Ante este inmenso riesgo, que nos haría inertes a las catástrofes que nos asolan, ¡debemos activar todos nuestros mecanismos de alerta! Redescubrir los caminos del encuentro y la sensibilidad. El gran pensador judío Martin Buber escribió en 1923 que “toda vida verdadera es un encuentro”, en la relación profunda “Yo y Tú”. Relación a partir de la cual constituimos un “yo” que es nuestro.
Como recuerda uno de sus comentaristas: “no es sólo otro ser humano el que se convierte en un Tú para mí, sino también un animal, un árbol, una piedra y, a través de todos ellos, Dios, el Eterno Tú”. (Buber, Martin. Del diálogo y lo dialógico. São Paulo: Perspectiva, 2009).
Creo que el camino del encuentro, que es el sello de toda “vida verdadera”, presupone en este momento la dignificación de la muerte. De todas las muertes.

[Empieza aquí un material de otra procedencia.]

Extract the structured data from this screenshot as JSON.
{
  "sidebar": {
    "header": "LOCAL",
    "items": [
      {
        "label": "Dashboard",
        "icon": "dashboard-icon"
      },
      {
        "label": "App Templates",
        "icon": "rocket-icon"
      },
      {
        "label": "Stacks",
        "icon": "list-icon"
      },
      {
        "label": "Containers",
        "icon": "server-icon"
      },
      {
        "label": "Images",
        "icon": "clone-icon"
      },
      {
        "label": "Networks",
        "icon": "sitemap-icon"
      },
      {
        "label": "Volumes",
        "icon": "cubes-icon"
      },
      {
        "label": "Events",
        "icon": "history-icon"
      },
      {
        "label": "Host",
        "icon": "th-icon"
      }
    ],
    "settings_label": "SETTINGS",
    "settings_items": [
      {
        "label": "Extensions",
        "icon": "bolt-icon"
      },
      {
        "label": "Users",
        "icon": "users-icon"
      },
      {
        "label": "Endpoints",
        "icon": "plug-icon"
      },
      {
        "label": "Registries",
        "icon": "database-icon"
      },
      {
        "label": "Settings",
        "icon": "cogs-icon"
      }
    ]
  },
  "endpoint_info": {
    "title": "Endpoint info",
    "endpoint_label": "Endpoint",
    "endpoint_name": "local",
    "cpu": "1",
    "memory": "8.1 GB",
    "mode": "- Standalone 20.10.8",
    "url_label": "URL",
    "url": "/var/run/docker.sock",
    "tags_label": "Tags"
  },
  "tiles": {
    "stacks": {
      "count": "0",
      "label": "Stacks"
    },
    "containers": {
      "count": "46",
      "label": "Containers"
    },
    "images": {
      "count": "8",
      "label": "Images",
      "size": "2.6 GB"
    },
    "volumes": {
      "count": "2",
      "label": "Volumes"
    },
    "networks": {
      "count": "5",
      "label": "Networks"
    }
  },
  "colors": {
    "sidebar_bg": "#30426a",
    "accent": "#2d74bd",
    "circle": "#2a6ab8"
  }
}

Dignificar la muerte de hermanos y hermanas, la muerte de árboles, ríos, glaciares. La muerte de cada uno de ellos debe ser rescatada para que su vida sea dignificada. Sea sentida y vivida como “vida verdadera”. Y rescatar significa, en este momento apocalíptico, ir al sentido más profundo de la palabra “apocalipsis”. Como bien sabemos no significa “fin” o “fin del mundo”. Significa revelación. Ver sin velos. Hacer accesible a la sensibilidad y la comprensión. Ver profundamente el proyecto de ecocidio que estamos viviendo por la insaciable acumulación de capital. Proyecto de intención de muerte, o necropolítico, como lo llama un filósofo contemporáneo.

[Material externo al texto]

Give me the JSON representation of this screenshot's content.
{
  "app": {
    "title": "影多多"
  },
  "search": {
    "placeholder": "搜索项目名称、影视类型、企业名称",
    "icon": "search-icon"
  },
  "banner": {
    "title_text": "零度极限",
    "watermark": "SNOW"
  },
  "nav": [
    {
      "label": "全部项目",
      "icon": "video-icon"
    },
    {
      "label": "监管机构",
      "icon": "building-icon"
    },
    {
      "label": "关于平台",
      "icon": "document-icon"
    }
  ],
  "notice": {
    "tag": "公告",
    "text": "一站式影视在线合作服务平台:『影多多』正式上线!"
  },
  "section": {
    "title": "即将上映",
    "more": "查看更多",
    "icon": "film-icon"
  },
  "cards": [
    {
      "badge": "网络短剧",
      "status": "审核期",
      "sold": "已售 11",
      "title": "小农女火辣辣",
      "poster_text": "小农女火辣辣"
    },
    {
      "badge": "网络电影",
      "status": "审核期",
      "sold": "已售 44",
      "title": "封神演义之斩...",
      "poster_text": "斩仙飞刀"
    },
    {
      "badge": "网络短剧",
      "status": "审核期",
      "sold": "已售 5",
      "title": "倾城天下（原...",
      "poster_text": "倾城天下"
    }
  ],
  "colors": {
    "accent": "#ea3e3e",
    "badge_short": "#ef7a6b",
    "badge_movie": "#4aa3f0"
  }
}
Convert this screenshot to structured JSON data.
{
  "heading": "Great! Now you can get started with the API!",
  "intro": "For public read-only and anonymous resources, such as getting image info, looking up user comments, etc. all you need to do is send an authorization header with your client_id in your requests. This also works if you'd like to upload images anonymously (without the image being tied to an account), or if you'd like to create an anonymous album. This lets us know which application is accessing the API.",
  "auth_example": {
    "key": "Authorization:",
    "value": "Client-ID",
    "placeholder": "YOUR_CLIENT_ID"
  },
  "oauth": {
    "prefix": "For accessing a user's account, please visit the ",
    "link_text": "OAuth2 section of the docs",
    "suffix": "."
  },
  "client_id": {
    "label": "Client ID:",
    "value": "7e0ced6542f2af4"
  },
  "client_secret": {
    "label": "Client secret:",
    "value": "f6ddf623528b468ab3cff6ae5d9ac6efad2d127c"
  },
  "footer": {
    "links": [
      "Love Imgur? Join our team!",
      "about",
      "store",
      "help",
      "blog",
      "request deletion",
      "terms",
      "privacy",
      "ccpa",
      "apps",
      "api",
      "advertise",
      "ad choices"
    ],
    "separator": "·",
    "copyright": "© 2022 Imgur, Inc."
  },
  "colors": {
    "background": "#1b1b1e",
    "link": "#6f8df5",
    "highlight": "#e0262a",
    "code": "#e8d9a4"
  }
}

Gobernados por la lógica del mercado, de acumulación ilimitada, pereceremos. Los filósofos de la ecología ahora comprenden lo que los pueblos indígenas nunca han olvidado: “la criatura que vence a su entorno se destruye a sí misma” (Bateston, G. Steps to an Ecology os Mind, Northvale, Londres: Jason Aronson Inc., 1987). La idea de que el “individuo” puede acumular bienes ilimitados que extrae de su entorno, del suelo que pisa, del aire que respira, es absolutamente suicida y exterminista. La conciencia de la incompatibilidad entre la lógica de la acumulación ilimitada, guiada por los principios del mercado, y un planeta donde la vida es un encuentro, nos exige duelo y lucha. Debemos tener tiempo para acoger nuestro dolor. Hay que valorar las muertes y, en comunidad, hacer el duelo: luchar. A partir de ahí, como enseña nuestra tradición latinoamericana, buscar las raíces de las muertes injustas e injustificadas que no se pueden consolar. Unidos por el duelo, nos encontramos en comunidad, en la lucha por la justicia y la paz.
Estos tiempos exigen un nuevo compromiso apocalíptico. Nuevas alianzas comunitarias que nos permitan ver y revelar el Mal. Nombrar, como lo hizo el Papa Francisco, la “economía que mata”. Y, en esta dinámica, pasar del duelo a la lucha. Un duelo ecológico. Una lucha ecológica por un Reino de Justicia y Paz ¡Que nuestro duelo tenga fuerza de Vida! ¡Maranata!